I thought, when you had AccuWeather (or another one of those services), all you had to do was read off the TelePrompTer, look intelligent and have your hand hit the marks on the screen. A good intern should be able to do it.

Back in New England, I did sports a very few times (fill-in) and never knew what I was talking about; never had been to a game; could not have cared less about it. But, by darn, I was enthusiastic and could read.

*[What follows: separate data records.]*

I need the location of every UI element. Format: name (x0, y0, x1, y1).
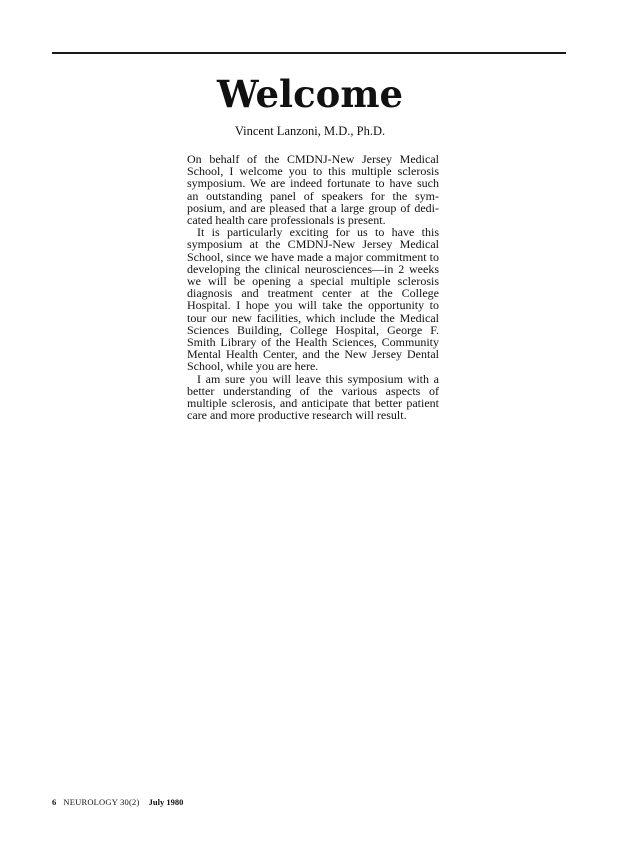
paragraph-1: On behalf of the CMDNJ-New Jersey Medica… (187, 153, 439, 226)
article-body: On behalf of the CMDNJ-New Jersey Medica… (187, 153, 439, 421)
author-byline: Vincent Lanzoni, M.D., Ph.D. (0, 123, 620, 139)
paragraph-2: It is particularly exciting for us to ha… (187, 226, 439, 372)
page-number: 6 (52, 797, 56, 807)
journal-citation: NEUROLOGY 30(2) (63, 797, 139, 807)
page-footer: 6 NEUROLOGY 30(2) July 1980 (52, 797, 183, 807)
page-title: Welcome (0, 72, 620, 116)
paragraph-3: I am sure you will leave this symposium … (187, 373, 439, 422)
issue-date: July 1980 (149, 797, 184, 807)
top-rule-divider (52, 52, 566, 54)
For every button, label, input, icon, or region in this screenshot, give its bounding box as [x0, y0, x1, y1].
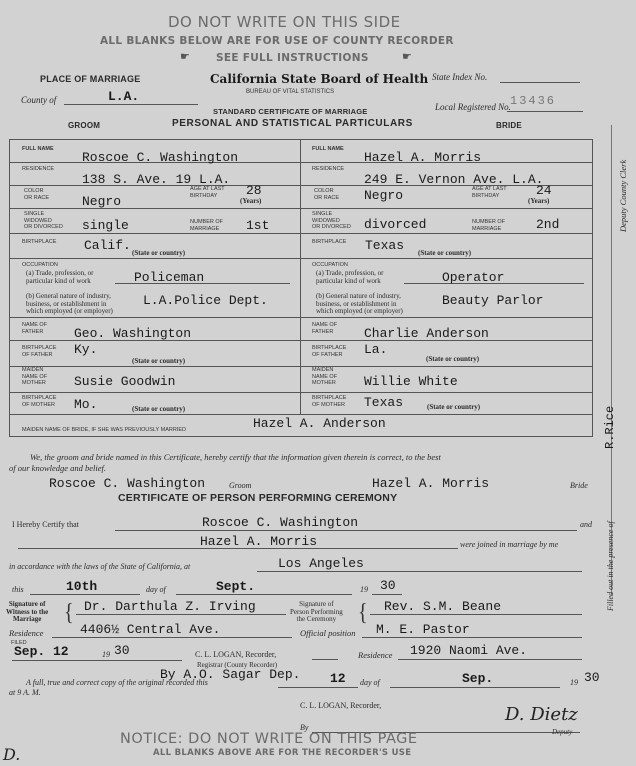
local-registered-label: Local Registered No. [435, 102, 511, 112]
ceremony-groom-name: Roscoe C. Washington [202, 515, 358, 530]
state-or-country-hint: (State or country) [426, 355, 479, 363]
ceremony-heading: CERTIFICATE OF PERSON PERFORMING CEREMON… [118, 492, 397, 504]
bride-number-marriage-label: NUMBER OFMARRIAGE [472, 219, 505, 232]
bride-mother-birthplace: Texas [364, 395, 403, 410]
see-instructions: SEE FULL INSTRUCTIONS [216, 52, 369, 64]
groom-heading: GROOM [68, 121, 100, 130]
bride-occ-industry-label: (b) General nature of industry,business,… [316, 293, 403, 316]
filled-out-presence-label: Filled out in the presence of [606, 521, 615, 611]
bride-occ-trade-label: (a) Trade, profession, orparticular kind… [316, 270, 383, 285]
brace: { [358, 600, 368, 628]
groom-marital-label: SINGLEWIDOWEDOR DIVORCED [24, 211, 63, 231]
state-or-country-hint: (State or country) [132, 405, 185, 413]
local-registered-line [507, 111, 583, 112]
recorder-name: C. L. LOGAN, Recorder, [195, 650, 276, 659]
bride-number-of-marriage: 2nd [536, 217, 559, 232]
day-of-label: day of [146, 585, 166, 594]
bride-birthplace: Texas [365, 238, 404, 253]
official-position: M. E. Pastor [376, 622, 470, 637]
marriage-place: Los Angeles [278, 556, 364, 571]
bride-father-birthplace: La. [364, 342, 387, 357]
bureau-label: BUREAU OF VITAL STATISTICS [246, 89, 334, 96]
bride-maiden-name: Hazel A. Anderson [253, 416, 386, 431]
county-label: County of [21, 95, 56, 105]
groom-age-label: AGE AT LASTBIRTHDAY [190, 186, 225, 199]
copy-day: 12 [330, 671, 346, 686]
certification-statement-cont: of our knowledge and belief. [9, 463, 106, 473]
groom-marital-status: single [82, 218, 129, 233]
groom-bp-mother-label: BIRTHPLACEOF MOTHER [22, 395, 56, 408]
groom-birthplace: Calif. [84, 238, 131, 253]
pointing-hand-icon: ☛ [180, 50, 190, 63]
copy-month: Sep. [462, 671, 493, 686]
performer-name: Rev. S.M. Beane [384, 599, 501, 614]
groom-father-birthplace: Ky. [74, 342, 97, 357]
witness-residence: 4406½ Central Ave. [80, 622, 220, 637]
copy-day-of-label: day of [360, 678, 380, 687]
bride-color-label: COLOROR RACE [314, 188, 339, 201]
witness-name: Dr. Darthula Z. Irving [84, 599, 256, 614]
filed-year: 30 [114, 643, 130, 658]
all-blanks-notice: ALL BLANKS BELOW ARE FOR USE OF COUNTY R… [100, 35, 454, 47]
bride-bp-mother-label: BIRTHPLACEOF MOTHER [312, 395, 346, 408]
state-index-label: State Index No. [432, 72, 487, 82]
bride-father-label: NAME OFFATHER [312, 322, 337, 335]
do-not-write-heading: DO NOT WRITE ON THIS SIDE [168, 13, 401, 31]
groom-residence-label: RESIDENCE [22, 166, 54, 173]
bride-residence: 249 E. Vernon Ave. L.A. [364, 172, 543, 187]
filed-date: Sep. 12 [14, 644, 69, 659]
deputy-signature: D. Dietz [505, 704, 578, 725]
maiden-name-bride-label: MAIDEN NAME OF BRIDE, IF SHE WAS PREVIOU… [22, 427, 186, 434]
groom-residence: 138 S. Ave. 19 L.A. [82, 172, 230, 187]
copy-statement: A full, true and correct copy of the ori… [26, 678, 208, 687]
groom-occupation-label: OCCUPATION [22, 262, 58, 269]
groom-father-label: NAME OFFATHER [22, 322, 47, 335]
this-label: this [12, 585, 24, 594]
county-field-line [64, 104, 198, 105]
marriage-month: Sept. [216, 579, 255, 594]
groom-full-name: Roscoe C. Washington [82, 150, 238, 165]
bride-signature: Hazel A. Morris [372, 476, 489, 491]
bride-color-race: Negro [364, 188, 403, 203]
column-divider [300, 139, 301, 414]
bride-age-label: AGE AT LASTBIRTHDAY [472, 186, 507, 199]
all-blanks-above: ALL BLANKS ABOVE ARE FOR THE RECORDER'S … [153, 748, 411, 758]
state-or-country-hint: (State or country) [132, 357, 185, 365]
official-position-label: Official position [300, 628, 356, 638]
copy-recorder: C. L. LOGAN, Recorder, [300, 701, 381, 710]
standard-certificate-label: STANDARD CERTIFICATE OF MARRIAGE [213, 107, 367, 116]
groom-signature: Roscoe C. Washington [49, 476, 205, 491]
groom-number-marriage-label: NUMBER OFMARRIAGE [190, 219, 223, 232]
board-of-health-title: California State Board of Health [210, 72, 428, 86]
bride-occupation-industry: Beauty Parlor [442, 293, 543, 308]
ceremony-bride-name: Hazel A. Morris [200, 534, 317, 549]
copy-year: 30 [584, 670, 600, 685]
presence-name: R.Rice [603, 406, 617, 449]
bride-marital-status: divorced [364, 217, 426, 232]
bride-age: 24 [536, 183, 552, 198]
groom-age: 28 [246, 183, 262, 198]
marriage-day: 10th [66, 579, 97, 594]
filed-year-prefix: 19 [102, 650, 110, 659]
bride-residence-label: RESIDENCE [312, 166, 344, 173]
pointing-hand-icon: ☛ [402, 50, 412, 63]
bride-occupation-label: OCCUPATION [312, 262, 348, 269]
groom-signature-label: Groom [229, 481, 251, 490]
place-of-marriage-label: PLACE OF MARRIAGE [40, 74, 140, 84]
groom-mother-birthplace: Mo. [74, 397, 97, 412]
groom-occ-industry-label: (b) General nature of industry,business,… [26, 293, 113, 316]
marriage-year: 30 [380, 578, 396, 593]
notice-heading: NOTICE: DO NOT WRITE ON THIS PAGE [120, 731, 418, 747]
state-or-country-hint: (State or country) [427, 403, 480, 411]
groom-full-name-label: FULL NAME [22, 146, 54, 153]
groom-occ-trade-label: (a) Trade, profession, orparticular kind… [26, 270, 93, 285]
certification-statement: We, the groom and bride named in this Ce… [30, 452, 441, 462]
witness-residence-label: Residence [9, 628, 43, 638]
brace: { [64, 600, 74, 628]
groom-occupation-trade: Policeman [134, 270, 204, 285]
bride-signature-label: Bride [570, 481, 588, 490]
local-registered-number: 13436 [510, 94, 556, 108]
county-value: L.A. [108, 89, 139, 104]
copy-time: at 9 A. M. [9, 688, 41, 697]
year-prefix: 19 [360, 585, 368, 594]
groom-number-of-marriage: 1st [246, 218, 269, 233]
bride-full-name: Hazel A. Morris [364, 150, 481, 165]
bride-mother-maiden-label: MAIDENNAME OFMOTHER [312, 367, 337, 387]
initial-mark: D. [3, 745, 20, 764]
and-label: and [580, 520, 592, 529]
particulars-heading: PERSONAL AND STATISTICAL PARTICULARS [172, 118, 413, 129]
groom-color-label: COLOROR RACE [24, 188, 49, 201]
bride-birthplace-label: BIRTHPLACE [312, 239, 346, 246]
performer-signature-label: Signature ofPerson Performingthe Ceremon… [290, 601, 343, 624]
state-or-country-hint: (State or country) [418, 249, 471, 257]
deputy-county-clerk-label: Deputy County Clerk [618, 160, 628, 232]
groom-father-name: Geo. Washington [74, 326, 191, 341]
state-index-field [500, 82, 580, 83]
marriage-certificate: DO NOT WRITE ON THIS SIDE ALL BLANKS BEL… [0, 0, 636, 766]
witness-signature-label: Signature ofWitness to theMarriage [6, 601, 48, 624]
state-or-country-hint: (State or country) [132, 249, 185, 257]
groom-mother-maiden-name: Susie Goodwin [74, 374, 175, 389]
in-accordance-label: in accordance with the laws of the State… [9, 562, 190, 571]
deputy-label: Deputy [552, 728, 572, 736]
groom-mother-maiden-label: MAIDENNAME OFMOTHER [22, 367, 47, 387]
groom-bp-father-label: BIRTHPLACEOF FATHER [22, 345, 56, 358]
bride-years-label: (Years) [528, 197, 549, 205]
bride-full-name-label: FULL NAME [312, 146, 344, 153]
groom-birthplace-label: BIRTHPLACE [22, 239, 56, 246]
hereby-certify-label: I Hereby Certify that [12, 520, 79, 529]
groom-color-race: Negro [82, 194, 121, 209]
bride-occupation-trade: Operator [442, 270, 504, 285]
performer-residence: 1920 Naomi Ave. [410, 643, 527, 658]
bride-bp-father-label: BIRTHPLACEOF FATHER [312, 345, 346, 358]
performer-residence-label: Residence [358, 650, 392, 660]
bride-heading: BRIDE [496, 121, 522, 130]
copy-year-prefix: 19 [570, 678, 578, 687]
groom-years-label: (Years) [240, 197, 261, 205]
bride-mother-maiden-name: Willie White [364, 374, 458, 389]
joined-label: were joined in marriage by me [460, 540, 558, 549]
bride-marital-label: SINGLEWIDOWEDOR DIVORCED [312, 211, 351, 231]
groom-occupation-industry: L.A.Police Dept. [143, 293, 268, 308]
bride-father-name: Charlie Anderson [364, 326, 489, 341]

Did weather that way once. Bull-----ed my way thru the whole thing. Basically told them it was gonna rain tomorrow, which the AP said it would.

12:07 PM  
Anonymous Anonymous said...

You can make a great drinking game watching TV news. Take a drink whenever they say "our area" or "county" or some such dead horse. Of course you'd be bombed inside of eight minutes

7:56 PM  
Anonymous Anonymous said...

A good intern should be able to do it.

Maybe, but you couldn't, could you? Doing it, and doing it effectively, are two different things. For someone who should know a great deal about this business, your comment is rather disappointingly revealing.

7:14 PM  
Blogger Tom Carten said...

7:14pm poster:

Obviously, said satirically. That's why I did nearly zero tv (happier in the control room), but loads and loads of radio.

But I worked at a place where one of the time salesmen copied the weather from the fringe Chicago station, wrote it up and delivered it as his own (he tripled as the booth-on-tape). They also had a local university grad-student doing it, same deal. Both of them sold it well and used whatever resources their station had.

11:49 AM  
Anonymous Anonymous said...

Like anything else, it's just a question of getting the hang of it. Some get it faster than others but in the end anyone with a desire to "be on TV" ends up there and truth be known it's about as far from brain surgery as things get.